# How do you find a polynomial of degree 2 that has a zero of -2?

##### 1 Answer
Nov 15, 2016

$P \left(x\right) = {x}^{2} + \left(k - 2\right) x - 2 k$ where $k$ is a real number.

#### Explanation:

A polynomial $P \left(x\right)$ has some number $\alpha$ as a zero if and only if $x - \alpha$ is a factor of $P \left(x\right)$. To generate a polynomial with desired zeros, then, we can multiply any such factors.

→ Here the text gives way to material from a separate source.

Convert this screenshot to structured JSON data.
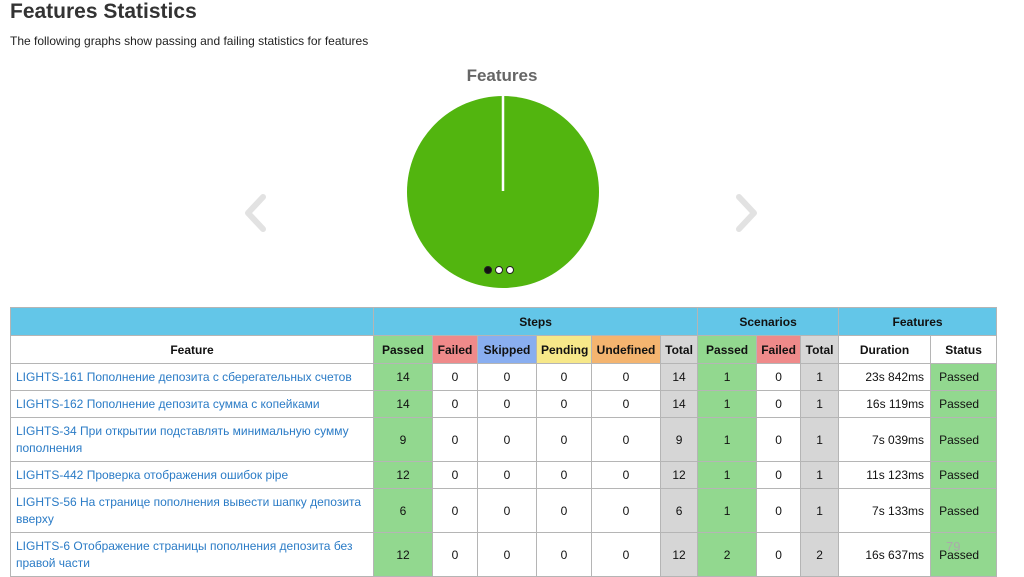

As our desired polynomial has $- 2$ as a zero, it must have a factor of $x - \left(- 2\right) = x + 2$. As no other specific zero is given, we can make that choice ourselves. Suppose the other zero (possibly also being $- 2$), is $k$. Then the polynomial would be

$P \left(x\right) = \left(x + 2\right) \left(x - k\right)$

$= {x}^{2} + \left(2 - k\right) x - 2 k$

Choosing any value for $k$ will give a degree $2$ polynomial with $- 2$ as a zero. For example, $k = 0$ gives ${x}^{2} + 2 x$, or $k = 2$ gives ${x}^{2} - 4$. Multiplying by any nonzero constant also will result in a valid polynomial.